Force est pourtant enfin, huit ans plus tard, en 2000, d'admettre qu'il n'existe aucune preuve que le virus soit la cause du sida. C'est la raison pour laquelle, afin de sauver la thèse officielle, on a commencé Montagnier en tête de parler de « cofacteurs » en l'occurrence biologiques et on nous dit aujourd'hui, au contraire de ce qu'on nous a affirmé pendant dix ou vingt ans, qu'un virus ne suffit pas à déclencher le syndrome et qu'il en faut plusieurs. Sera-t-il plus facile de prouver que plusieurs virus du sida déclenchent le syndrome alors qu'on a été incapable d'en faire la démonstration pour un seul ? On peut légitimement se poser la question. Mais ce qui est certain c'est que l'on continue d'affirmer aux séropositifs qu'ils ont tous les risques de développer un sida dans les cinq à dix ans qui viennent alors qu'il n'existe pas la moindre preuve qu'un seul virus et, a fortiori, plusieurs sont la cause du syndrome.
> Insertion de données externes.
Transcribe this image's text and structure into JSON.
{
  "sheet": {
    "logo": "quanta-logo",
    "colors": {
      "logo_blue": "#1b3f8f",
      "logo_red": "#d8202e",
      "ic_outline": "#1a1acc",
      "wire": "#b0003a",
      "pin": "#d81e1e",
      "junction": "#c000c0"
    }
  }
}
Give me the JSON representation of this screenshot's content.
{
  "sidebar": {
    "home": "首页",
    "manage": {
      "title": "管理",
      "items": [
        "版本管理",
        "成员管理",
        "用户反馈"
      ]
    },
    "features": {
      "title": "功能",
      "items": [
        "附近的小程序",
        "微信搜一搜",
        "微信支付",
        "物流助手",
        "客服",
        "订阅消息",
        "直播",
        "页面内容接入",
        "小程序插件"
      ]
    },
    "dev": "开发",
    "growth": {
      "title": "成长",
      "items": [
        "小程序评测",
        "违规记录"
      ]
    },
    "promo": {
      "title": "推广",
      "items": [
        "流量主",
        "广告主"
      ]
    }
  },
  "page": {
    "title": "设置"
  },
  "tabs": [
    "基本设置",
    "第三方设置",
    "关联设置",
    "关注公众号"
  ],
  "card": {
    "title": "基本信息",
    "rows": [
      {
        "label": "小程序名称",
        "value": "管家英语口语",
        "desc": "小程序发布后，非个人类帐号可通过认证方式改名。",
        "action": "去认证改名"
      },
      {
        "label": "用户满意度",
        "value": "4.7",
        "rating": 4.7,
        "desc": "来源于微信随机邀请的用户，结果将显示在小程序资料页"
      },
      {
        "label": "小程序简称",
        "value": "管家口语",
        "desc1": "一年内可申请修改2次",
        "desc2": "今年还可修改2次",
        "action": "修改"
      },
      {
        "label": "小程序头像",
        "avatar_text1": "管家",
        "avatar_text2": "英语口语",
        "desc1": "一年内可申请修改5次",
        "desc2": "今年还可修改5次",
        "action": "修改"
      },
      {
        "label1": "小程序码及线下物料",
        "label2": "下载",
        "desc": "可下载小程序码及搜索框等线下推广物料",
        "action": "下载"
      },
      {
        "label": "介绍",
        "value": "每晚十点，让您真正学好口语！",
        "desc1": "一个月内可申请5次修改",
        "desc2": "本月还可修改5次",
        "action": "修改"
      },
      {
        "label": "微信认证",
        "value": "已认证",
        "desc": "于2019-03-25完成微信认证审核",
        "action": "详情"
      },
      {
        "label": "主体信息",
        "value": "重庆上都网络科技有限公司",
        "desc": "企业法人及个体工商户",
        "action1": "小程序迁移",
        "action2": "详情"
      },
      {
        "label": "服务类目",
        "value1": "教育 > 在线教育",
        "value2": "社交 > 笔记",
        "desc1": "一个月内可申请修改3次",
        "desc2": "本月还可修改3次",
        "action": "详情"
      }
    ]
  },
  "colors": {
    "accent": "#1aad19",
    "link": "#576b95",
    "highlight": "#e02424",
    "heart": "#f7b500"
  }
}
Quant aux cofacteurs non biologiques, qui sont probablement les seules causes du sida, ils sont connus : malnutrition, chimiothérapie, abus de drogues réactionnelles, abus de médicaments pharmaceutiques, abus de vaccinations. Toutes choses dont on sait pertinemment qu'elles affaiblissent le système immunitaire. Deux études menées, en 1993, aux États-Unis et au Canada ont montré que tous les homosexuels mâles qui souffraient du sida avaient utilisé soit des drogues récréatives, soit de l'A.Z.T. ou d'autres agents chimiothérapiques qui détruisent le système immunitaire ou le système digestif. Mais ces « cofacteurs » ne sont pas des cofacteurs. Ce sont les facteurs tout simplement et ils n'ont pas besoin de V.I.H. pour aboutir au syndrome pour la bonne raison qu'ils témoignent que les sujets sont l'objet d'un stress important et permanent, qui est la seule cause et le seul agent véritable du syndrome, parce que c'est aussi la cause de l'affaiblissement du système immunitaire. Le stress est en effet le dénominateur commun des populations marginales et exclues et de celles qui souffrent de malnutrition.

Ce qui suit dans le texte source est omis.